Rahman is a woman of color with a bird’s-eye view of the racial dynamics in police activity. Was it a challenge to have her walk that line?

Definitely. I proposed the series thinking those tensions could be reconciled through the dignity of my characters, but I quickly realized that approach wouldn’t do justice to the big questions about policing that we’re facing today. So striking the right balance on the page and refusing to accept easy answers was one of the most challenging tasks. Any time I was tempted to put a halo on Inaya or fellow detective Cat, I brought the thoroughly corrupt sheriff to the forefront of my story.

How does the town’s character influence the way the mystery unfolds?
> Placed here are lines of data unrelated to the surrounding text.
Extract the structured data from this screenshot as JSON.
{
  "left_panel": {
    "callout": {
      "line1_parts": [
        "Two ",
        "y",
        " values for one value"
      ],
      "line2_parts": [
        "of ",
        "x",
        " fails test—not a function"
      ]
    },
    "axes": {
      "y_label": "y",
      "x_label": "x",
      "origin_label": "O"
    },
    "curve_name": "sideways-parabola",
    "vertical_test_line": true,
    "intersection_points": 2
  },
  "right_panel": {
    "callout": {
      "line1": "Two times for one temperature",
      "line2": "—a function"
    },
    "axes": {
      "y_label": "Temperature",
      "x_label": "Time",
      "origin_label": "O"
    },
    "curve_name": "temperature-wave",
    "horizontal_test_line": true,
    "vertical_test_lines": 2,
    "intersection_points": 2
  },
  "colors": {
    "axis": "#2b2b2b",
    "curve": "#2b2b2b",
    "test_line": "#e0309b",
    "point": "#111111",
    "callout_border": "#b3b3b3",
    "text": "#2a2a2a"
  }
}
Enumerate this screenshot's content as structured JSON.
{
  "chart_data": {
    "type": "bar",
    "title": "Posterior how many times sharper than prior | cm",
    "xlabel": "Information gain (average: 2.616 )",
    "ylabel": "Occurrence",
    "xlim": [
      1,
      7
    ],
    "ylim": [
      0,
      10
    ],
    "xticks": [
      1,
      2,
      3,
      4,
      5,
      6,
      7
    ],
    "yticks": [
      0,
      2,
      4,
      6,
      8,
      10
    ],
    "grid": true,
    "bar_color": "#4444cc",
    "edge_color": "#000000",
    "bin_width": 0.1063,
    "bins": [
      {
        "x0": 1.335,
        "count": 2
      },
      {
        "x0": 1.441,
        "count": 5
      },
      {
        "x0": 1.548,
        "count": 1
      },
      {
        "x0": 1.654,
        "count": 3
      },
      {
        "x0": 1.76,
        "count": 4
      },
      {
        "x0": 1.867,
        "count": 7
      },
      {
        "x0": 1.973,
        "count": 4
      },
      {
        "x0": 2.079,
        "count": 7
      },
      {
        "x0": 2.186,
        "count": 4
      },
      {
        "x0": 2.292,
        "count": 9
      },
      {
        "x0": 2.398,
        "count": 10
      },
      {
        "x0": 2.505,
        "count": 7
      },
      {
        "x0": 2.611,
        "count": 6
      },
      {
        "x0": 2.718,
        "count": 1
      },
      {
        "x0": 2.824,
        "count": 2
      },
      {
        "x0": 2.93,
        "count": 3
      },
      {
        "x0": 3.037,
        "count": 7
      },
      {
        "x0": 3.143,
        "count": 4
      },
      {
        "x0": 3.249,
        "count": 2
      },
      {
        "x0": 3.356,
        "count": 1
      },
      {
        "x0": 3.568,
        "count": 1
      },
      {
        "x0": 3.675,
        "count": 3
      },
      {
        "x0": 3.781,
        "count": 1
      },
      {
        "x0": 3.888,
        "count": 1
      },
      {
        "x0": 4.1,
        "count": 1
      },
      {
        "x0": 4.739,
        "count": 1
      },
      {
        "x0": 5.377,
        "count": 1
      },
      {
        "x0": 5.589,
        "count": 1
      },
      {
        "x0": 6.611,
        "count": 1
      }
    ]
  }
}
Blackwater Falls is a small, tight-knit Colorado backcountry community with a quite obvious racial divide and a sheriff’s department that’s used to acting with unchecked power, almost like a private fiefdom. It feels claustrophobic, where all the characters know each other and the discovery of the killer is more devastating, as a result.

How did you approach writing about a town as tight-knit as Blackwater Falls?

For me, developing the various communities in Blackwater Falls reflected a great deal of my own upbringing—the multicultural, multiracial communities I grew up in— so it was like coming home. This series is also very much about solidarity, the ways in which we build it or betray it. Solidarity can’t be assumed. It has to be built. Writing Blackwater Falls was part of that process.

Are there conventions of detective fiction you wanted to subvert?

The trope of “hero cop as good guy.” Often crime writers—and readers—begin with the idea that detectives are people you can trust to do right and to have a moral code. Det. Inaya Rahman has clear internal conflicts as a police officer that are exacerbated when she faces down Blackwater’s sheriff as a woman of color partnered with another woman of color. So Blackwater Falls is really in conversation with how we’ve treated policing in crime fiction.

Was there a character dynamic you were particularly excited to explore?

I happily confess I have always loved romantic tension between a pair of lead detectives. In my former crime series, the love lives of my detectives were quite mysterious and tortured, but with Blackwater Falls, I was excited to put together a very unlikely pairing in the form of a detective whose faith and skin color have made her a target, and her supervising lieutenant, a man who is as hostile to his own culture and heritage as it’s possible to be. That was great fun to write.